Kommen wir zur Gegenwart. Derzeit bin ich in einem zweiten berufsbegleitenden Studium, welches jedoch viel weniger zeitintensiv ist. Ich habe wieder einige freie Abende und auch mal freie Samstage/Sonntage. Nachdem ich mir Gedanken über eine zukünftige Freizeitbeschäftigung gemacht habe, wollte ich es noch einmal wissen. Ich gab meinem Rechner ein Rundum-Update und haute Steam auf die Schüssel. Als erstes wurde Counter Strike: Source installiert und gleich mal der nächste Public Server aufgesucht. Doch was ist da los? Ich kassiere wie ein erbärmlicher Anfänger. Die einfachsten Dinge klappen nicht mehr. Wie war noch mal die Steuerung? Ach ja. Moment...da kann man durchschießen? Stimmt! Wieso habe ich das vergessen? Ich dachte immer, das sei wie Fahrradfahren. Das verlernt man doch nie?!

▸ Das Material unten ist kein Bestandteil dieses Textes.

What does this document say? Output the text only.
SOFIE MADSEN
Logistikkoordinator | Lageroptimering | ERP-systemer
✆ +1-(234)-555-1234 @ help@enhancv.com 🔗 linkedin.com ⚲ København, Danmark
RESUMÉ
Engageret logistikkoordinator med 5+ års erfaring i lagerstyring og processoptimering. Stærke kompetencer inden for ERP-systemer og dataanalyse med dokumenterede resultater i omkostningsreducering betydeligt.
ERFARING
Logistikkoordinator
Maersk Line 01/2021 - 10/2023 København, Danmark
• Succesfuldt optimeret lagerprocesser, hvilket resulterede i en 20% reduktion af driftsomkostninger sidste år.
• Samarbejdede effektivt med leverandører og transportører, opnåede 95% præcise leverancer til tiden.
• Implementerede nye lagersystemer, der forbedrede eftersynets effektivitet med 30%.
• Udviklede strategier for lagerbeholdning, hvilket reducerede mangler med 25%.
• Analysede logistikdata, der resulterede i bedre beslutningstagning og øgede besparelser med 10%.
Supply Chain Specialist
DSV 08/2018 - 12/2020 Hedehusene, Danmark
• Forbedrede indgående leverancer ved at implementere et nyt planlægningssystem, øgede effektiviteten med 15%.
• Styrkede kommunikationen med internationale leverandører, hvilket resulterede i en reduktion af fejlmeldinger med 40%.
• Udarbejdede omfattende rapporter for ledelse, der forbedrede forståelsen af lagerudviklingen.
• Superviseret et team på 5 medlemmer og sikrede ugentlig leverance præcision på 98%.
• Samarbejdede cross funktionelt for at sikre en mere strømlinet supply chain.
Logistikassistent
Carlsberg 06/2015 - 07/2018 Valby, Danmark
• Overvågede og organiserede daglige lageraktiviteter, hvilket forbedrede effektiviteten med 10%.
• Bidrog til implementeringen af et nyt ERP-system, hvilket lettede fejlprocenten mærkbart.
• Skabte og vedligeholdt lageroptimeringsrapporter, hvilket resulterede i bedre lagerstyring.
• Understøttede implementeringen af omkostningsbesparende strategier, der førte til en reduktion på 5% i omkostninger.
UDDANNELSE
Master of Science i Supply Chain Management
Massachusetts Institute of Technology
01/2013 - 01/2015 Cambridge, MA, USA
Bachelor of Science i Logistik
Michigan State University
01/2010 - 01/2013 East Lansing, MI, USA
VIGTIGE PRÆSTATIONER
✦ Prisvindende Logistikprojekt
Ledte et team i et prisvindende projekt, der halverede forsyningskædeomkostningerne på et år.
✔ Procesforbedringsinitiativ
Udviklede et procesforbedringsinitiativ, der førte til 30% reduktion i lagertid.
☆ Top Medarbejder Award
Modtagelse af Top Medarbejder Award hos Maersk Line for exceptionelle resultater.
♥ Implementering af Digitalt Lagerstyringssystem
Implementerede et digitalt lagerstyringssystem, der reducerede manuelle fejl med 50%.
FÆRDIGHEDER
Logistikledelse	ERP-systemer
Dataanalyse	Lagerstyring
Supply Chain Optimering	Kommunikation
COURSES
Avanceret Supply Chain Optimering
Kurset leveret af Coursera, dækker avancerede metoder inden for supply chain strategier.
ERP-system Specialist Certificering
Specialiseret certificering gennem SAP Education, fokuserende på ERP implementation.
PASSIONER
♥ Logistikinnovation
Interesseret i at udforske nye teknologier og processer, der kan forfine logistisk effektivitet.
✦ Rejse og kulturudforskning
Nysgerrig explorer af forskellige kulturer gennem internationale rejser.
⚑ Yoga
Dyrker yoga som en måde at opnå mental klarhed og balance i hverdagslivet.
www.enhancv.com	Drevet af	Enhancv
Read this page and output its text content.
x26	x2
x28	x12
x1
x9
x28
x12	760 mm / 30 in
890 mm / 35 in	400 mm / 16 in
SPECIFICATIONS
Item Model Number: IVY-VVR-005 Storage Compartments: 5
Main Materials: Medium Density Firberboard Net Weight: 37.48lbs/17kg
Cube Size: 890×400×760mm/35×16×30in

Also setzte ich meine Frustgrenze extrem weit nach oben und spielte ein paar Stunden. Und siehe da - geht doch. Runde um Runde, Kill um Kill. Nach und nach blitzte das alte Talent wieder auf. Ein Headshot durch das Holztor, eine Prediction-Nade in die Katas mit doppeltem Frag zu meinen Gunsten. Das Getriebe war wieder geölt. Und plötzlich blinkte auch noch Steamfriends auf. Frühere Team-Mitglieder fragen, ob ich mal wieder eine Runde einlegen möchte. "Klar!" sage ich und lade mir ratzfatz die neueste Teamspeak-Version herunter. Ach, was tut das gut. Das Headset ist aufgesetzt, die alten Stimmen hallen durch den Teamspeak-Server. Ein Hauch von Nostalgie kommt auf. "Erinnerst Du Dich noch an damals?" werde ich gefragt und gleichzeitig bekomme ich ein YouTube-Video gelinkt.
Ich bin mir nicht sicher, ob ich überhaupt in der Lage bin mit meinen begrenzten Fähigkeiten als Schreiber die gerade in mir aufkommenden Emotionen zu transportieren. Aber die letzten Tage und Wochen waren wirklich sehr schön und haben mir viele gute Gefühle aus meiner früheren Nerd-Zeit wiedergegeben. Jetzt, nach einigen gespielten Matches kann ich sagen, dass ich meinen Zenit wohl überschritten habe. Die Reaktionen sind nicht mehr die schnellsten, das Aiming ist eingerostet und der Ehrgeiz vielleicht auch nicht mehr so groß. Dafür bin ich aber gelassener denn je, spiele überlegter und weniger gereizt. Wenn ich damals noch einen vermeintlich guten Schuss des Gegners mit Schmährufen und Unterstellungen von Betrug "gewürdigt" habe, sitze ich heute lächelnd vor dem Monitor und zolle meinen Respekt durch Schweigen (zugegebenermaßen spricht meine innere Stimme ab und zu in sanftem Ton zu mir "wusa junge, wusaaaa"). Ich bin wohl doch noch lange nicht weg von meinem Hobby...
Wie ergeht es Euch?
Mich würde interessieren, ob jemand ähnliche Erfahrungen gemacht hat. Seid Ihr auch ruhiger geworden? Oder immer noch mit der gleichen Verbissenheit am Werk? Vielleicht habt Ihr Euer Hobby gänzlich an den Nagel gehangen und seid nur zufällig hier gelandet? Teilt mit mir Eure Erlebnisse. Ach so, ein kurzes Feedback wäre auch super. Ich liebäugel mit dem Gedanken, ein paar Reviews zu älteren Titeln zu verfassen. Kommt hier sowas überhaupt an?